The WTI Crude market fell during the Thursday session, crashing into the $92.00 handle. What's interesting about this spot is that it's the top of the gap that had formed a couple of weeks ago. This means that it should, in theory at least, offer a bit of support. That's exactly what he did during the Thursday session, as you can see we bounced almost $.40 higher. With that being the case, we think that support is trying to build for this market, and if you scan across the chart all the way back to October of 2008, you cannot help but notice that this area has been resistance previously, which means it could be very well supportive now.

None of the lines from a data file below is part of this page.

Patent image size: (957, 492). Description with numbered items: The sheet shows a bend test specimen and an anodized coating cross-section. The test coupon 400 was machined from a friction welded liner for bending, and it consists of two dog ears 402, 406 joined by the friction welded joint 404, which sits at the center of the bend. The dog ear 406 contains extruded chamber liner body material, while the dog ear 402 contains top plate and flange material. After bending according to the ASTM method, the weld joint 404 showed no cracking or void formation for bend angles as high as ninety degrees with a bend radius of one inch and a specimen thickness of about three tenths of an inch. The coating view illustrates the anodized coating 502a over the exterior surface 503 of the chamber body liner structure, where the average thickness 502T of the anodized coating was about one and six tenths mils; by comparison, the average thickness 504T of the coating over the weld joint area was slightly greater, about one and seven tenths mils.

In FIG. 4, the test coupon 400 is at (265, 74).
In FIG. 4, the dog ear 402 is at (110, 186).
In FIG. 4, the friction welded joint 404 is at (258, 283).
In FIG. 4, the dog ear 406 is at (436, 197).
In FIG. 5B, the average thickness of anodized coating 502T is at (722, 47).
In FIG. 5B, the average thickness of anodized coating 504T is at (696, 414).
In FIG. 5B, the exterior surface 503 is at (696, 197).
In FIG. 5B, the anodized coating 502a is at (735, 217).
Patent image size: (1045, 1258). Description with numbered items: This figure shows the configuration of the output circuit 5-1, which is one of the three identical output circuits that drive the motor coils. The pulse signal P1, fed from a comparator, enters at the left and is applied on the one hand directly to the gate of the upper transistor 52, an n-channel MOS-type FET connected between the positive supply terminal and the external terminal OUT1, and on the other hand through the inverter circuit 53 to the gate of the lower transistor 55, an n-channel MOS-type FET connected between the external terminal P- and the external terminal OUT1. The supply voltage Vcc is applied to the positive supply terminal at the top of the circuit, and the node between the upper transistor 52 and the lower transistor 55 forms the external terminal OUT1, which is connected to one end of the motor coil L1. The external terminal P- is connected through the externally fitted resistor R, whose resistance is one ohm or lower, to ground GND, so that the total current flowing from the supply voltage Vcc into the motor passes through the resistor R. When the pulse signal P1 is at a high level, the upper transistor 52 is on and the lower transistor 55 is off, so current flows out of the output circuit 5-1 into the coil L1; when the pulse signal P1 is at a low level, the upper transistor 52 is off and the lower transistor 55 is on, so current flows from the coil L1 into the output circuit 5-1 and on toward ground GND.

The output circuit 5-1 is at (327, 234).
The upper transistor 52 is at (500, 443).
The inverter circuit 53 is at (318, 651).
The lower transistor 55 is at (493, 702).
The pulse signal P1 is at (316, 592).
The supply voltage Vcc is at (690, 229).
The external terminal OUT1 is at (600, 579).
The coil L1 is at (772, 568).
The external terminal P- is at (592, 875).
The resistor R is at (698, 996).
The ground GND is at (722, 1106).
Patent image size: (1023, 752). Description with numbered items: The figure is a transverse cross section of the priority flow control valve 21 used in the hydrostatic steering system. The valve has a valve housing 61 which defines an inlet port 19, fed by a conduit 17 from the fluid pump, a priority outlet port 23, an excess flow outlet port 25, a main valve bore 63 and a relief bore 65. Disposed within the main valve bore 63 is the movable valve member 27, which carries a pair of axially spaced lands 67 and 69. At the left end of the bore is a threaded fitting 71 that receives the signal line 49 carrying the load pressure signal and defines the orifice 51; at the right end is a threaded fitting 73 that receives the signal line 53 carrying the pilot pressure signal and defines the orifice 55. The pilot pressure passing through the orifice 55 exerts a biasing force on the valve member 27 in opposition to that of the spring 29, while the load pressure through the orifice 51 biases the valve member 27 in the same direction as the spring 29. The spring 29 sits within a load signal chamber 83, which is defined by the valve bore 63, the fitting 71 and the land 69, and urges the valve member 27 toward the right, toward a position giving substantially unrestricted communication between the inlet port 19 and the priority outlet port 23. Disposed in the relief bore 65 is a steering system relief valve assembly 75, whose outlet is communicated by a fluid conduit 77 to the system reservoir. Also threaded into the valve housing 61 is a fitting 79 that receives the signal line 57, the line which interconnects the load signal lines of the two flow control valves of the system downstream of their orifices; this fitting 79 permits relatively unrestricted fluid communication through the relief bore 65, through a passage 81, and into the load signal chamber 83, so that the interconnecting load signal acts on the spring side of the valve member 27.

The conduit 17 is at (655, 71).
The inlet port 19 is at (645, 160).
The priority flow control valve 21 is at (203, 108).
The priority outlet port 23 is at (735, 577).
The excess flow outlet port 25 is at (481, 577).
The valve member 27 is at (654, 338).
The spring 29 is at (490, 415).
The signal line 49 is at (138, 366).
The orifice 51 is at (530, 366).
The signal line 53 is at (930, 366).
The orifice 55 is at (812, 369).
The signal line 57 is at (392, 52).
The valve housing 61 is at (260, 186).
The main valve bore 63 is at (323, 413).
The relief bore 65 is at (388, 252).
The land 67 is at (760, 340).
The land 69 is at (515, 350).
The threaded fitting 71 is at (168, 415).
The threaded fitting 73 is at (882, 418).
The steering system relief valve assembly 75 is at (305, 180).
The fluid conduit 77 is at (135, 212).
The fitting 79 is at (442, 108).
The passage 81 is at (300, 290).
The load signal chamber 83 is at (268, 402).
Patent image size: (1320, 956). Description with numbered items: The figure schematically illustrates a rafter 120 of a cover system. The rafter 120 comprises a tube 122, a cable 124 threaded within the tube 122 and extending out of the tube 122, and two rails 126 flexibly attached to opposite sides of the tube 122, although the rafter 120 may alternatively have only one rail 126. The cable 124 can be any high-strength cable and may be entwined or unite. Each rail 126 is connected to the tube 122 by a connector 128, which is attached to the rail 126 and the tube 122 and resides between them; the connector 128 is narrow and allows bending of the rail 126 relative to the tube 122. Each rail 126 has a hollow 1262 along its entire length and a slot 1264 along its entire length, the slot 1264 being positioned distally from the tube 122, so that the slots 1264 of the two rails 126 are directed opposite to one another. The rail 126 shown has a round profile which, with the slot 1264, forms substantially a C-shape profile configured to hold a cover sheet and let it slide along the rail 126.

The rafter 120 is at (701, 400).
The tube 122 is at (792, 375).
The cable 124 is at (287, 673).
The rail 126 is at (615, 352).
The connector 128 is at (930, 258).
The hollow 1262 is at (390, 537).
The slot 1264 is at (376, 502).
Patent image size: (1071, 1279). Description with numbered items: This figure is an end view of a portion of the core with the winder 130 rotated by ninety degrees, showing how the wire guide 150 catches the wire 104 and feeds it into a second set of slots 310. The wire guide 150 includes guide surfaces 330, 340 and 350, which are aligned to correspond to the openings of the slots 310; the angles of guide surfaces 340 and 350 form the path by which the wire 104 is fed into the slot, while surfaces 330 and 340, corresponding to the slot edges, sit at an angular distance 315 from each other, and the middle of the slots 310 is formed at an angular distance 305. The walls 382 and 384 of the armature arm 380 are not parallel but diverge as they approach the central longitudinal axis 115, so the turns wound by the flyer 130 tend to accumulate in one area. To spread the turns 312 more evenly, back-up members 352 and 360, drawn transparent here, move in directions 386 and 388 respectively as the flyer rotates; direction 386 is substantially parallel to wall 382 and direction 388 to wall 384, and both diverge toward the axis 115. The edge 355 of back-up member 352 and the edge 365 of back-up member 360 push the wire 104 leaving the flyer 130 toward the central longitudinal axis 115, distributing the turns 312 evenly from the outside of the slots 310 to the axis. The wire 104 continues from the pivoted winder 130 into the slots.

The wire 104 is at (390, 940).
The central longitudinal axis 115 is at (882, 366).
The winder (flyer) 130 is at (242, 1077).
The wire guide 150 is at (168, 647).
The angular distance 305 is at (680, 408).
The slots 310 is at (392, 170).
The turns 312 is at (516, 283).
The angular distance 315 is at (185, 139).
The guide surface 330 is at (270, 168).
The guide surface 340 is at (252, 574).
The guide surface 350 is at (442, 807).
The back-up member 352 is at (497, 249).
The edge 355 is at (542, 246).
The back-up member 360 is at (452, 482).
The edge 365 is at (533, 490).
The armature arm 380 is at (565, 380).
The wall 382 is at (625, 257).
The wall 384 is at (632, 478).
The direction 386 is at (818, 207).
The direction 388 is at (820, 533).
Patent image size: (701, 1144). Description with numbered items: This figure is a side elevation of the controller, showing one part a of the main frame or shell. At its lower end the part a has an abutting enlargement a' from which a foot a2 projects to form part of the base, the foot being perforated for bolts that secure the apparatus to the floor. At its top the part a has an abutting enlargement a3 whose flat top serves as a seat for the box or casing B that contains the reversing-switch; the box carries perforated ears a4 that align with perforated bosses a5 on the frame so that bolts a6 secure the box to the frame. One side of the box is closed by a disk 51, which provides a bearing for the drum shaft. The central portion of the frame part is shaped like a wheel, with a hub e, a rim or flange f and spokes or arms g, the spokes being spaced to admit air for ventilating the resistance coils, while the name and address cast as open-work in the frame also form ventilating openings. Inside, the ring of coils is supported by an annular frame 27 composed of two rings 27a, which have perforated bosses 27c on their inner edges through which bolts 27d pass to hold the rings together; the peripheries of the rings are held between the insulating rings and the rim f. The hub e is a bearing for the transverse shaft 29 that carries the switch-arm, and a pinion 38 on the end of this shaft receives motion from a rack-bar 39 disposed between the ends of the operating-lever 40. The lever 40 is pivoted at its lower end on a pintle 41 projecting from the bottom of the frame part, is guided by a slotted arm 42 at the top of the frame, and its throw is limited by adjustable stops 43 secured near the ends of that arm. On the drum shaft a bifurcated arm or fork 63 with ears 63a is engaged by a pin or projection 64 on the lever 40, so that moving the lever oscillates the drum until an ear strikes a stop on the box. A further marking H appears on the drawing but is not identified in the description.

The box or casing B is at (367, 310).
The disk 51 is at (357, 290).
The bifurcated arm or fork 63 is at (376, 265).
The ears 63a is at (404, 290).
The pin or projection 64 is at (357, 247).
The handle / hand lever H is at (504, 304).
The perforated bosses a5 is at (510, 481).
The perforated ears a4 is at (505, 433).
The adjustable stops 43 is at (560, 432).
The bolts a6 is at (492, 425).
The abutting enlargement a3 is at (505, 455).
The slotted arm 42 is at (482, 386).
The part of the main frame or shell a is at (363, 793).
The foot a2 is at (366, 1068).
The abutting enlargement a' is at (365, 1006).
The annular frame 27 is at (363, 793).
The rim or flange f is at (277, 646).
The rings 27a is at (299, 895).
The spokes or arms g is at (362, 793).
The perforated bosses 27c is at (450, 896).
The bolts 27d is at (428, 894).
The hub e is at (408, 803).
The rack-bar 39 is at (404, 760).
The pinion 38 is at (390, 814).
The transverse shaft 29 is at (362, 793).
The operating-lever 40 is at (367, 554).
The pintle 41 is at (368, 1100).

I still believe that this market is eventually going to be range bound, but there are a lot of things to worry about between now and then. There is always the risk of headline news coming out of the Middle East that shocks the oil markets, and of course the world economy is something that isn't exactly chugging along in all quarters. Because of this, energy itself could continue to suffer, especially if the US dollar continues to strengthen.
US dollar
Speaking of the US dollar, you will have to watch it if you're trying to trade oil markets. The Federal Reserve is simply pumping far too many of them into the marketplace to think that they will eventually hold their value. In fact, I believe that the price of oil will go on much higher over time, as will everything else. After all, the Federal Reserve seems do nothing but easy monetary policy, and I have a hard time believing that they will be able to "mop up the excess liquidity" when it comes time to.
With this being the case, I still look in the short term as $90.00 being the "floor" in this market, and the $98.00 level being the backside of a $2.00 thick resistance area just above, meaning that the top of this market might very well be "squishy." However, I do believe that buying will serve you well over time.